Codecarbon is a popular open-source python library for measuring carbon emissions. One of the things I liked about codecarbon is their dashboard. The carbon emissions estimation is done by measuring the power consumption of the total GPUs, CPUs, and RAM. Then it applies the regional carbon intensity of electricity of your cloud provider or country if you are using a local machine or on-premise cluster.
A sample ML model usually requires dataset upload -> splitting training/testing data -> train an ML model and evaluate it for accuracy. So what if I want to see carbon emissions while performing these tasks? How can I do it? The following lines of code will explain how to do that. I have uploaded the code here. I ran the code on Watson Studio but this can be calculated for any environment. I am using german credit risk dataset to train a SGDC Classifier based ML model.
# import codecarbon library to calculate emissions
from codecarbon import EmissionsTracker
from codecarbon import OfflineEmissionsTracker
# initiate tracker
tracker = OfflineEmissionsTracker(country_iso_code="USA")
tracker.start()
# ML code
train_data, test_data = train_test_split(data_df, test_size=0.2)
features_idx = np.s_[0:-1]
all_records_idx = np.s_[:]
first_record_idx = np.s_[0]
string_fields = [type(fld) is str for fld in train_data.iloc[first_record_idx, features_idx]]
ct = ColumnTransformer([("ohe", OneHotEncoder(), list(np.array(train_data.columns)[features_idx][string_fields]))])

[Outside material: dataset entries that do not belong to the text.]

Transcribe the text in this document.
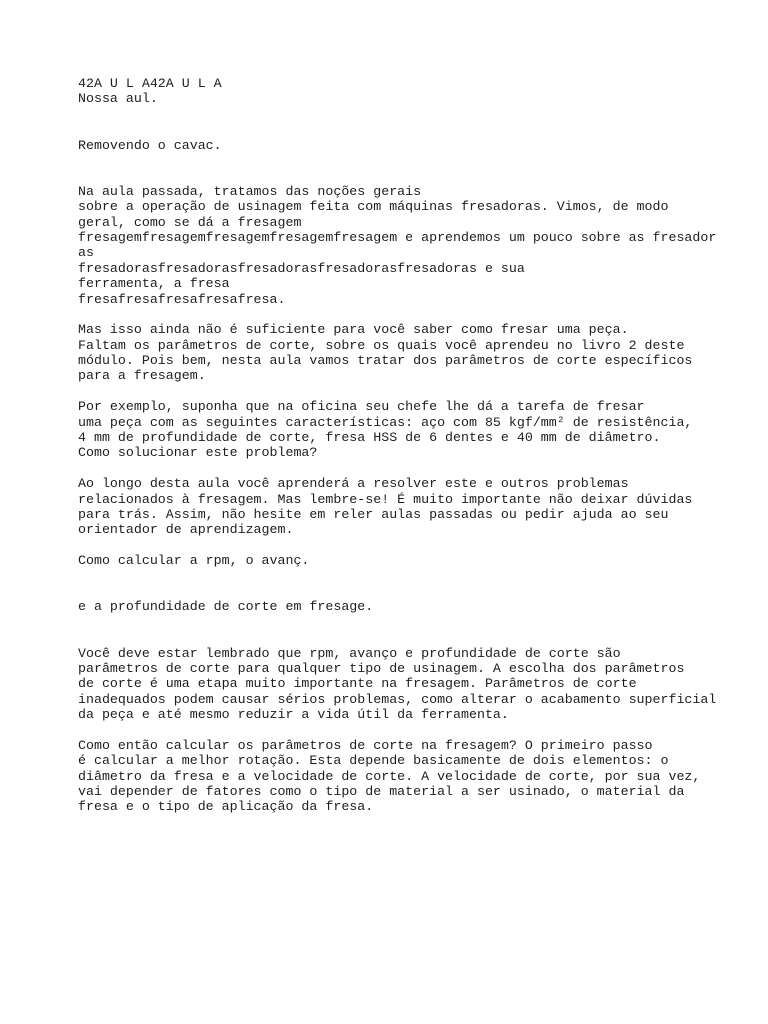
42A U L A42A U L A
Nossa aul.
Removendo o cavac.
Na aula passada, tratamos das noções gerais
sobre a operação de usinagem feita com máquinas fresadoras. Vimos, de modo
geral, como se dá a fresagem
fresagemfresagemfresagemfresagemfresagem e aprendemos um pouco sobre as fresador
as
fresadorasfresadorasfresadorasfresadorasfresadoras e sua
ferramenta, a fresa
fresafresafresafresafresa.
Mas isso ainda não é suficiente para você saber como fresar uma peça.
Faltam os parâmetros de corte, sobre os quais você aprendeu no livro 2 deste
módulo. Pois bem, nesta aula vamos tratar dos parâmetros de corte específicos
para a fresagem.
Por exemplo, suponha que na oficina seu chefe lhe dá a tarefa de fresar
uma peça com as seguintes características: aço com 85 kgf/mm² de resistência,
4 mm de profundidade de corte, fresa HSS de 6 dentes e 40 mm de diâmetro.
Como solucionar este problema?
Ao longo desta aula você aprenderá a resolver este e outros problemas
relacionados à fresagem. Mas lembre-se! É muito importante não deixar dúvidas
para trás. Assim, não hesite em reler aulas passadas ou pedir ajuda ao seu
orientador de aprendizagem.
Como calcular a rpm, o avanç.
e a profundidade de corte em fresage.
Você deve estar lembrado que rpm, avanço e profundidade de corte são
parâmetros de corte para qualquer tipo de usinagem. A escolha dos parâmetros
de corte é uma etapa muito importante na fresagem. Parâmetros de corte
inadequados podem causar sérios problemas, como alterar o acabamento superficial
da peça e até mesmo reduzir a vida útil da ferramenta.
Como então calcular os parâmetros de corte na fresagem? O primeiro passo
é calcular a melhor rotação. Esta depende basicamente de dois elementos: o
diâmetro da fresa e a velocidade de corte. A velocidade de corte, por sua vez,
vai depender de fatores como o tipo de material a ser usinado, o material da
fresa e o tipo de aplicação da fresa.
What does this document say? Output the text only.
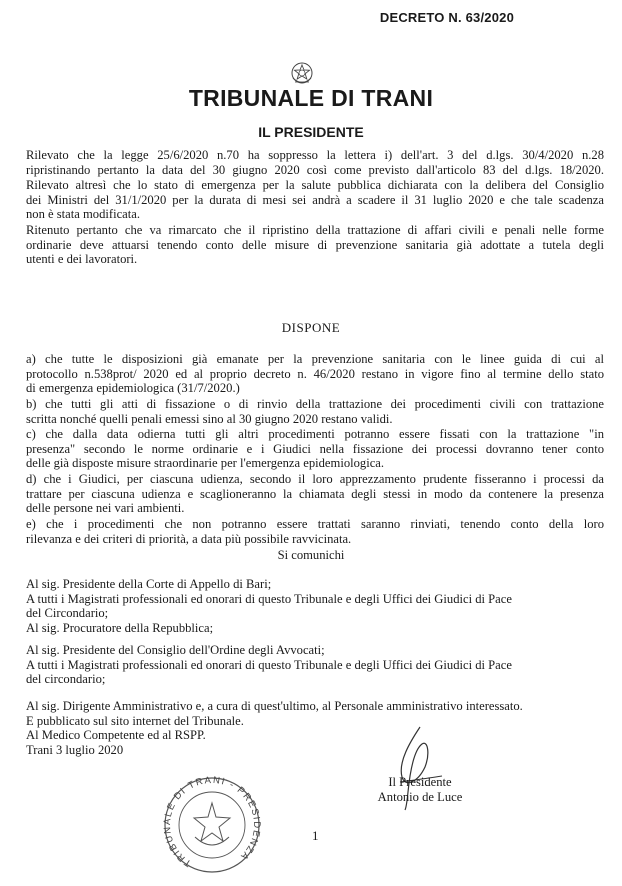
DECRETO N. 63/2020
TRIBUNALE DI TRANI
IL PRESIDENTE
Rilevato che la legge 25/6/2020 n.70 ha soppresso la lettera i) dell'art. 3 del d.lgs. 30/4/2020 n.28
ripristinando pertanto la data del 30 giugno 2020 così come previsto dall'articolo 83 del d.lgs. 18/2020.
Rilevato altresì che lo stato di emergenza per la salute pubblica dichiarata con la delibera del Consiglio
dei Ministri del 31/1/2020 per la durata di mesi sei andrà a scadere il 31 luglio 2020 e che tale scadenza
non è stata modificata.
Ritenuto pertanto che va rimarcato che il ripristino della trattazione di affari civili e penali nelle forme
ordinarie deve attuarsi tenendo conto delle misure di prevenzione sanitaria già adottate a tutela degli
utenti e dei lavoratori.
DISPONE
a) che tutte le disposizioni già emanate per la prevenzione sanitaria con le linee guida di cui al
protocollo n.538prot/ 2020 ed al proprio decreto n. 46/2020 restano in vigore fino al termine dello stato
di emergenza epidemiologica (31/7/2020.)
b) che tutti gli atti di fissazione o di rinvio della trattazione dei procedimenti civili con trattazione
scritta nonché quelli penali emessi sino al 30 giugno 2020 restano validi.
c) che dalla data odierna tutti gli altri procedimenti potranno essere fissati con la trattazione "in
presenza" secondo le norme ordinarie e i Giudici nella fissazione dei processi dovranno tener conto
delle già disposte misure straordinarie per l'emergenza epidemiologica.
d) che i Giudici, per ciascuna udienza, secondo il loro apprezzamento prudente fisseranno i processi da
trattare per ciascuna udienza e scaglioneranno la chiamata degli stessi in modo da contenere la presenza
delle persone nei vari ambienti.
e) che i procedimenti che non potranno essere trattati saranno rinviati, tenendo conto della loro
rilevanza e dei criteri di priorità, a data più possibile ravvicinata.
Si comunichi
Al sig. Presidente della Corte di Appello di Bari;
A tutti i Magistrati professionali ed onorari di questo Tribunale e degli Uffici dei Giudici di Pace
del Circondario;
Al sig. Procuratore della Repubblica;
Al sig. Presidente del Consiglio dell'Ordine degli Avvocati;
A tutti i Magistrati professionali ed onorari di questo Tribunale e degli Uffici dei Giudici di Pace
del circondario;
Al sig. Dirigente Amministrativo e, a cura di quest'ultimo, al Personale amministrativo interessato.
E pubblicato sul sito internet del Tribunale.
Al Medico Competente ed al RSPP.
Trani 3 luglio 2020
Il Presidente
Antonio de Luce
TRIBUNALE DI TRANI - PRESIDENZA
1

clf_linear = SGDClassifier(loss='log', penalty='l2', max_iter=1000, tol=1e-5)
pipeline_linear = Pipeline([('ct', ct), ('clf_linear', clf_linear)])
risk_model = pipeline_linear.fit(train_data.drop('Risk', axis=1), train_data.Risk)
# stop the tracker and print emissions
emissions: float = tracker.stop()
print(emissions)
Once I ran the above code, here's the output.
1. Start tracker
A tracker is a function which should be initiated to start the tracking of emissions. All the code that is written after starting the tracker will be tracked for emissions. The following output shows when a tracker is initiated with the required parameters. This is done by initiating the EmissionsTracker method if it's online mode or OfflineEmissionsTracker method if it's offline (when not connected to internet) tracking. Offline mode can also be used if you want to give manual parameters to calculate carbon emissions using a specific region's data.